Show goes on at Israeli Opera with stage transformed into magical lake for ‘Rusalka’

Being ‘sucked into a fairy tale’ is a good thing in wartime, says conductor Dan Ettinger as he discusses how he moved forward with post-October 7 performances

Jessica Steinberg, The Times of Israel's culture and lifestyles editor, covers the Sabra scene from south to north and back to the center

  • From the Israeli Opera production of 'Rusalka' that opened March 4, 2024 (Courtesy Yosi Zveker)
    From the Israeli Opera production of 'Rusalka' that opened March 4, 2024 (Courtesy Yosi Zveker)
  • From the Israeli Opera production of 'Rusalka' that opened March 4, 2024 (Courtesy Yosi Zveker)
    From the Israeli Opera production of 'Rusalka' that opened March 4, 2024 (Courtesy Yosi Zveker)
  • From the Israeli Opera production of 'Rusalka' that opened March 4, 2024 (Courtesy Yosi Zveker)
    From the Israeli Opera production of 'Rusalka' that opened March 4, 2024 (Courtesy Yosi Zveker)

It took some time for the Israeli Opera to host a new opera production after the Hamas attacks of October 7.

But that moment has arrived, with the Opera’s production of “Rusalka,” which opened on March 4 for 10 performances of Czech composer Antonín Dvořák’s love story of a water sprite and the consequences of passion for her human prince.

“In Rusalka, you’re sucked into a fairy tale in a good way,” conductor Dan Ettinger told The Times of Israel.

It’s an opera that attracts audiences, possibly because they want to see the Israeli Opera stage turned into a lake, where the participating troupe of Vertigo dancers, dressed in diaphanous costumes and wearing long, bleached dreadlocked wigs, spend much of the performance.

Extra interest may come from a desire to have a few hours of distraction during the ongoing war and hostage crisis.

Every seat was taken at the March 3 general rehearsal.

The production required plenty of technical work, said Ettinger, referring to the Stefano Poda set. The water of the onstage lake needs to be kept warm, while affecting the temperature of the adjacent orchestra pit and the audience.

“It’s a beast of a set,” said Ettinger, “but that’s what it’s always like with Stefano.”

The massive set needed to be decided on in November, just weeks after the October 7 attacks by Hamas terrorists who killed 1,200 people in southern Israel and took 253 hostages to Gaza.

“In order to do this now, the set had to leave Europe on time,” said Ettinger.

Israel Opera musical director Dan Ettinger who spends about half the year in Israel to conduct the orchestra (Courtesy)

The Israeli-born Ettinger is the musical director of the Israeli Opera and of the Israel Symphony Orchestra Rishon Lezion, the house orchestra for the opera. He is also the music director of the Stuttgart Philharmonic Orchestra, and lives in Germany most of the year.

He was scheduled to be in Israel in the fall for the performances of “Othello,” but that was postponed until next January. Instead, the orchestra and opera performed seven concerts of Verdi’s Requiem.

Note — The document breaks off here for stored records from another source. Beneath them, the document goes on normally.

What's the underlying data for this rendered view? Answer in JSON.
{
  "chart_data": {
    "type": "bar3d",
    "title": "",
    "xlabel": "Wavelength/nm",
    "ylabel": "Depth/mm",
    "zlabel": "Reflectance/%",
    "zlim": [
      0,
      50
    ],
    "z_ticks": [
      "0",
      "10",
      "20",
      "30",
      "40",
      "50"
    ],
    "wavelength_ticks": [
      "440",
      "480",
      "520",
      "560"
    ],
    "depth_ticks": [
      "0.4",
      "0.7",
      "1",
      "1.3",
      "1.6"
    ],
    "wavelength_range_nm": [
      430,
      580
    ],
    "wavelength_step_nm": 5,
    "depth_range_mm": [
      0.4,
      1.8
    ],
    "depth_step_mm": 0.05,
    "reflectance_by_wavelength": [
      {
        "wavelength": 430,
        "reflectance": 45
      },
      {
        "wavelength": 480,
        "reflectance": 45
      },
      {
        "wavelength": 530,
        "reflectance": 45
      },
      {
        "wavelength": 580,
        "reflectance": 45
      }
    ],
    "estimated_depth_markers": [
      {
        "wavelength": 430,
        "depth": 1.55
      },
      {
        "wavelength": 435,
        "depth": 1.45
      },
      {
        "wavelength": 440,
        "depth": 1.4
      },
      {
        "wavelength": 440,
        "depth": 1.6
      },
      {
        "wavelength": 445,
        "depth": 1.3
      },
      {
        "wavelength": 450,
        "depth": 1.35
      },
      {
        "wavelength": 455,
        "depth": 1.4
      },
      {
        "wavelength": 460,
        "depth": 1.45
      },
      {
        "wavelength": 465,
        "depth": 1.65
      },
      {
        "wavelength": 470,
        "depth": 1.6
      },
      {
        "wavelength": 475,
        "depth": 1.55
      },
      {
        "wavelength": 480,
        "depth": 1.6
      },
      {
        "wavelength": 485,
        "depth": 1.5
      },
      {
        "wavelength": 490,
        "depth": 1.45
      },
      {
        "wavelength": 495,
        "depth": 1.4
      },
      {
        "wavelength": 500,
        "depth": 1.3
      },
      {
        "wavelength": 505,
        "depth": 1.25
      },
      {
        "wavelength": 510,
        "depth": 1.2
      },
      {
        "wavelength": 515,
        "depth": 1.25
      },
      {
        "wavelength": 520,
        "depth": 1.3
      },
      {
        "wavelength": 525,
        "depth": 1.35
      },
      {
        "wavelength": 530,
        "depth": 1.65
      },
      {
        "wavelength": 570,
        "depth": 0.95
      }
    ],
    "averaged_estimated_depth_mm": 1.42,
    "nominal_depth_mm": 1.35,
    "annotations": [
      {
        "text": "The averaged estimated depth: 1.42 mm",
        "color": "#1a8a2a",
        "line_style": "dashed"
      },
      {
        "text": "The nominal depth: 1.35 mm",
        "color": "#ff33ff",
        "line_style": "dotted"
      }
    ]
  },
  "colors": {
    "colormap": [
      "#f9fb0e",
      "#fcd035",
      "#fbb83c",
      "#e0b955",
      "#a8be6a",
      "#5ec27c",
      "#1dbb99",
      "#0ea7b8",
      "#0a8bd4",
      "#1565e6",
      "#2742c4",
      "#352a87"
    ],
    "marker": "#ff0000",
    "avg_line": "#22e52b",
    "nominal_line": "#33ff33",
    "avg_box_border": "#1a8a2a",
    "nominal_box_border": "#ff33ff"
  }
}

“It was the perfect replacement,” said Ettinger. “It’s a huge piece for a huge chorus, which allowed us to keep the chorus working and employed, which was extremely important for me, given that operatic pieces are our DNA.”

It was a tremendous success, something the opera administration didn’t take for granted. “The house was packed, people were weeping, because the piece shocks you, it’s an emotional roller coaster,” said Ettinger.

Since October 7, great emotion has been on show outside the doors of the Tel Aviv Opera House as well. Next door is the Tel Aviv Museum of Art and so-called Hostages Square, where thousands gather every Saturday night to rally for the hostages and events take place every day.

The opera’s singers and musicians are well aware of what’s going on just outside their doors, said Ettinger, and ironically, “we’re having one of our best phases in the orchestra. I feared that concentration was going to be very difficult, but people aren’t letting little things bother them.”

Ditto for Ettinger. “I represent a nation that deals with it by doing,” he said. “Everyone does what they can do.”

Ettinger said he hasn’t experienced any anti-Israel sentiment or antisemitism, although he sometimes thinks about taking his name off his apartment intercom at home in Germany.

And while he’s experienced only support from his colleagues around the globe since October 7, Ettinger said that every time he performs in London and Paris, he fears that someone could aim at him, pointing to the back of his head, which faces the audience as he conducts.

“I’ve been afraid at every performance,” said Ettinger, “for the last 20 years.”